A noite tava diferente, sabe? Talvez fosse o vinho que tava rolando solto, ou aqueles olhares safados que a gente trocava por cima da mesa, ou até os toques nas mãos que demoravam mais do que deviam, me deixando toda arrepiada e molhada só de imaginar o que viria. Estávamos voltando pra casa, já passava da meia-noite, e o silêncio dentro do carro era tipo um grito de desejo. Eu sentia o ar carregado, meu coração batendo forte, e bastou um sorriso malicioso dele pra eu sentir uma onda de tesão subindo pelo corpo.
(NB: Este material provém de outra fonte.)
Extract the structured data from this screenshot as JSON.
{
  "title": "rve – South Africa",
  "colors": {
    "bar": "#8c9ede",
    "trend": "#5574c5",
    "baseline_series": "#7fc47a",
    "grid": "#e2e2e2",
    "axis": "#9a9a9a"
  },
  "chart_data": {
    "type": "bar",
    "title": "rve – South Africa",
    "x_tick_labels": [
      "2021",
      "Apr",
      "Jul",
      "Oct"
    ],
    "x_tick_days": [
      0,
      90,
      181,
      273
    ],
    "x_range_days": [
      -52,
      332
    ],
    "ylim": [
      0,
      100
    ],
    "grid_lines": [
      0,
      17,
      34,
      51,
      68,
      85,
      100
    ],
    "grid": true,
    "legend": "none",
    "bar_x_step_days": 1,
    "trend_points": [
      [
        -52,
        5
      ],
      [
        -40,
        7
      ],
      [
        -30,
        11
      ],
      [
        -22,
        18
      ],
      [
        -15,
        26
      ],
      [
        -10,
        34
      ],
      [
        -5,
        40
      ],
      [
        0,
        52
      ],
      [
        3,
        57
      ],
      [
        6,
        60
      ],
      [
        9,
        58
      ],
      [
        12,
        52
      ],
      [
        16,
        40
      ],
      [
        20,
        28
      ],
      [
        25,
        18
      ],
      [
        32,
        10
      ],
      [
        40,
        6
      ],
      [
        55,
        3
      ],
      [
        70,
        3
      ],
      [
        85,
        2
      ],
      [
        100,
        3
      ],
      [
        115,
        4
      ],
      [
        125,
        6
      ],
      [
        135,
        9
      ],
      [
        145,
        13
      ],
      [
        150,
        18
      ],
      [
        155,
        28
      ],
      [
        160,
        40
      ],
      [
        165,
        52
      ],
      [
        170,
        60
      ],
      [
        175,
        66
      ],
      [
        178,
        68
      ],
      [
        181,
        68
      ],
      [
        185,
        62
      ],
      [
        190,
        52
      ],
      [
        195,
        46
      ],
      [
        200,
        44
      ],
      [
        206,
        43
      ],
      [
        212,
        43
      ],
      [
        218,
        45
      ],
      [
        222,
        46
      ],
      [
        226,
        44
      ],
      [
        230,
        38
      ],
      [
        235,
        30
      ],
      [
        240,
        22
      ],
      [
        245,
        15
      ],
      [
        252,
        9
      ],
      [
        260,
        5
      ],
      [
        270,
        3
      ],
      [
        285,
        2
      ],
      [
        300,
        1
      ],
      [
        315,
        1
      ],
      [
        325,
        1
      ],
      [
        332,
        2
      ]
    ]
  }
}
No banco do carro, as coisas esquentaram rapidinho. Eu me virei pra ele, e nossas mãos começaram a explorar, apertando coxas, roçando peitos. O cheiro de excitação enchia o ar, e eu não aguentei: inclinei e enfiei a língua na boca dele, saboreando cada segundo enquanto ele apertava meu cu com força, me deixando louca de vontade. Eu sentia a calça dele ficando dura contra minha perna, e comecei a passar a mão no volume, imaginando como era aquele pau grosso e pulsante. O mundo lá fora sumiu; era só nós dois, ofegantes, com as respirações quentes se misturando enquanto eu gemia baixinho, desejando que ele me fodesse ali mesmo.
Quando chegamos na garagem, a rua ainda tava movimentada, com carros passando e luzes piscando, o que tornava tudo ainda mais excitante, como se estivéssemos arriscando ser pegos. Eu saí do carro devagar, balançando os quadris de propósito, provocando. Ele me agarrou com urgência, me empurrando contra a porta do carro, e eu senti sua boca descendo pelo meu pescoço, mordiscando e lambendo enquanto as mãos dele abriam meu blusa e apertavam meus peitos, endurecendo os mamilos. “Vai, me come”, eu sussurrei, e ele obedeceu, me virando e puxando minha saia pra cima. Eu tava encharcada, minha buceta latejando de desejo, e quando ele enfiou os dedos ali, gemendo sobre quanto eu era quentinha e molhada, eu quase gozei na hora. Ele me penetrou duro, o pau dele preenchendo tudo, batendo fundo enquanto eu me segurava no capô do carro, gritando baixinho com cada estocada. Cada movimento era puro fogo, com o som de pele contra pele ecoando no ar noturno, e eu sentia ondas de prazer subindo, meu corpo tremendo enquanto ele me fodia como se não houvesse amanhã.
No final, caímos exaustos, o corpo todo suado e satisfeito, com aquela sensação deliciosa de uma noite proibida que não sai da cabeça. Meu cuzinho ainda pulsava, e só de lembrar do jeito que ele me enfiou e me fez gozar tanto, eu fico excitada de novo, pronta pra mais.